I really enjoyed Brandon’s headspace. His point of view is so young male and the perfect tone for this chapter. He feels despondent, which matches the passage of time and the undercurrent of the entire group. They’re alive, but they’re not going anywhere. The group is fracturing into small cliques, some of which are doing useful things, some of which are not, unless you call a working still useful. I would.
The reveal at the end of the issue feels somewhat hopeful and sinister at the same time. I also think that catching up with Maudsley is about more than the authors remembering he’s there. I’ve been wondering what he’s up to and hoping for another issue from his creepy point of view.
As always, the art continues to compliment the tale of stranded teenagers perfectly. The washed-out colours in this issue also reflected Brandon’s despondency. I really like the way each issue encapsulates a slice of time for these kids while advancing the overall story. The comic feels truly episodic, rather than a book that’s been broken up into parts.
As always, I’m looking forward to the next issue.

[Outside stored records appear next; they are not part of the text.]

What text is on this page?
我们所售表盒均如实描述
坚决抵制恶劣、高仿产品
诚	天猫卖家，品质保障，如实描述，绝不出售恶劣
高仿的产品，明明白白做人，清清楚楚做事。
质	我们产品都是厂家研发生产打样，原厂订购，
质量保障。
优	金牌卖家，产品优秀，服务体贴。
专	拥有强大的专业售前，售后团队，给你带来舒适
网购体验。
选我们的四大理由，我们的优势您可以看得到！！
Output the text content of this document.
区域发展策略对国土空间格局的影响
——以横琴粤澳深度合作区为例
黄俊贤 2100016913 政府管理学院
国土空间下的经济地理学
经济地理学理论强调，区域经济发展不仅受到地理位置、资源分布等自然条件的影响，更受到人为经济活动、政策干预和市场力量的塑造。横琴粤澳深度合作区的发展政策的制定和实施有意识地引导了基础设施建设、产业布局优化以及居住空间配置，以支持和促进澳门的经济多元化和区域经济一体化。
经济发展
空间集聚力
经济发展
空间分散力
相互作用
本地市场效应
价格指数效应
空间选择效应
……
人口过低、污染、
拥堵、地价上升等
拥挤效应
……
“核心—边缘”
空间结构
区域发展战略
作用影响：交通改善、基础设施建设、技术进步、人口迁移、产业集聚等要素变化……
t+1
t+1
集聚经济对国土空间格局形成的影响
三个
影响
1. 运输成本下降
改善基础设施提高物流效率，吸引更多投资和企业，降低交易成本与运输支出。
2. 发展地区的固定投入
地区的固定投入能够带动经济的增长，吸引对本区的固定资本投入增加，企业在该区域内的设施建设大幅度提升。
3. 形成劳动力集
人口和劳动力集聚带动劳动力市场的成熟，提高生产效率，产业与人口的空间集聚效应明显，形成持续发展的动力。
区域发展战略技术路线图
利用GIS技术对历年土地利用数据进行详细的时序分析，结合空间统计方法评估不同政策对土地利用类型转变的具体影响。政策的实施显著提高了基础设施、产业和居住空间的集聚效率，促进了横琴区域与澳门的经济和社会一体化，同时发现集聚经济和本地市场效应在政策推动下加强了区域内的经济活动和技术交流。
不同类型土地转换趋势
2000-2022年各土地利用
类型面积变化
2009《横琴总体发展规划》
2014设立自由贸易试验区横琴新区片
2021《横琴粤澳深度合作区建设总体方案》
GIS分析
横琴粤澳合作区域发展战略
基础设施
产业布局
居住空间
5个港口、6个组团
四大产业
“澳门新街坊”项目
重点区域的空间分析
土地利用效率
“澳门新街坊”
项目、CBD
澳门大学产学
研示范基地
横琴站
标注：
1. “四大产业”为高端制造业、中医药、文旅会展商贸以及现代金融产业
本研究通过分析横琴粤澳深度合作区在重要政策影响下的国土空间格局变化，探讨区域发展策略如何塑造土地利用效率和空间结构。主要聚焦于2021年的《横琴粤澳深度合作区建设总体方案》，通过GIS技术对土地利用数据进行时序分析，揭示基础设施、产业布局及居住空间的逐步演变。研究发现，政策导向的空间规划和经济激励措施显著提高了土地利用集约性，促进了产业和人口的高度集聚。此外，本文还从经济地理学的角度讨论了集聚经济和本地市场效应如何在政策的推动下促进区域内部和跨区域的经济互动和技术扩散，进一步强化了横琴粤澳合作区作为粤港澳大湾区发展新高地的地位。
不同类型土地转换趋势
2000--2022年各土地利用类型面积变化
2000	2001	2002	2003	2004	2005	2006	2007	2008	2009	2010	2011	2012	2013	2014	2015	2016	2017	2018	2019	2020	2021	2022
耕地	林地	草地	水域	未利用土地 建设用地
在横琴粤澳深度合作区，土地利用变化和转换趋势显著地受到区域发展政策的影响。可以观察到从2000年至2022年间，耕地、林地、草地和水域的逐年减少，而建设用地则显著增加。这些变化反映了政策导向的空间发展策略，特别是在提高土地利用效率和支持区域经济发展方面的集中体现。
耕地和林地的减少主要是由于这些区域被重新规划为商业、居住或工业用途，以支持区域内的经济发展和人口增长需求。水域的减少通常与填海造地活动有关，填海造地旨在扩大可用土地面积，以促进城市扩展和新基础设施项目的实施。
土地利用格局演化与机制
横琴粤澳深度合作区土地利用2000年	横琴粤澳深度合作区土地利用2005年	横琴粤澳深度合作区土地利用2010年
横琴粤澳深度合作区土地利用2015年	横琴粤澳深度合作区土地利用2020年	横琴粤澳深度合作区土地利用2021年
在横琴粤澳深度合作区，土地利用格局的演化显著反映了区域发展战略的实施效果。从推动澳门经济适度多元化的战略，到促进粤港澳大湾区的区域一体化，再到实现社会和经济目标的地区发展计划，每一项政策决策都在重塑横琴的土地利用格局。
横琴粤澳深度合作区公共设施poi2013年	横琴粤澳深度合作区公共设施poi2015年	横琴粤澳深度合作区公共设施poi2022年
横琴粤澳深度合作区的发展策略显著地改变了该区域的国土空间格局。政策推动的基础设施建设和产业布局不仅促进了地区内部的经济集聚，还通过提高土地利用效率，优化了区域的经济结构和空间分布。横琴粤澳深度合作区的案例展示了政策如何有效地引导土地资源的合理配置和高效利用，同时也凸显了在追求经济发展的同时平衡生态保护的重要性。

Serenity: Leaves on the Wind #3 by Zach Whedon and Georges Jeanty (Dos Santos cover)
I waited until after release day for this review so I could say more than ‘hey, this is a great comic, go buy it’. Still, I prefer not to give away spoilers in my reviews, so what I have here is the briefest outline and another recommendation that you go out and buy these comics.
Issue three of ‘Leaves on the Wind’ picks up the story right where we left off. River is dreaming. She is holding the position of observer in her own dream, which is a really neat effect. Works well in this format. When she gets overly restless, Simon tries to wake her up but is interrupted by an unexpected visitor. Jubal.
Meanwhile, Mal and Inara are talking about practical matters, like how Mal is trying to worry for everyone. No amount of worry will fill their bellies, though, it’s time to break into the emergency rations he has hidden away in Inara’s shuttle. Jubal meets him there.
Jayne attempts to commiserate with Bea, but he’s just not the touchy-feely type. Chastising himself, he leaves her for a bit. When Bea next looks up, she has another guest in the kitchen. Not realising Jubal is not part of the crew, she introduces herself and offers him coffee.
So, Jubal has trussed up half the ship. Inara and Jayne are locked in their rooms. Now it’s time to interrogate his prisoners. He asks after the rest of the crew – Shephard, Wash and Zoe – and Mal delivers news of their various fates in as few words as possible.
“It’s been a tough couple of years for you guys, hasn’t it?”
“It’s had it’s ups and downs.”
Understatements of the century, and typical of the dialogue I’d expect from this series. Jubal certainly finds it amusing. Just as he realises he’s forgotten someone, Kaylee makes her appearance. It’s a pretty sweet moment.
With Jubal chained to a chair and quaking from Kaylee’s threats, the crew reconvene to see if River remembers anything. She does. You’ll need to read the comic to see what she has to say. Her revelation alters the course of Zoe’s rescue, however, and inspires Mal to look up another old friend.
This is another great issue of the comic. The story is tight. There is plenty of fan service on top of a strong plot delivery. The art continues to capture action and emotional nuance, even if the faces sometimes take a moment to process. I think this would be less of a problem in the collected editions where the reader can skip from one chapter to the next. The dialogue is firming up and as I’ve already mentioned, the story needs no work whatsoever. I’m hooked.
All reviews written for SFCrowsnest.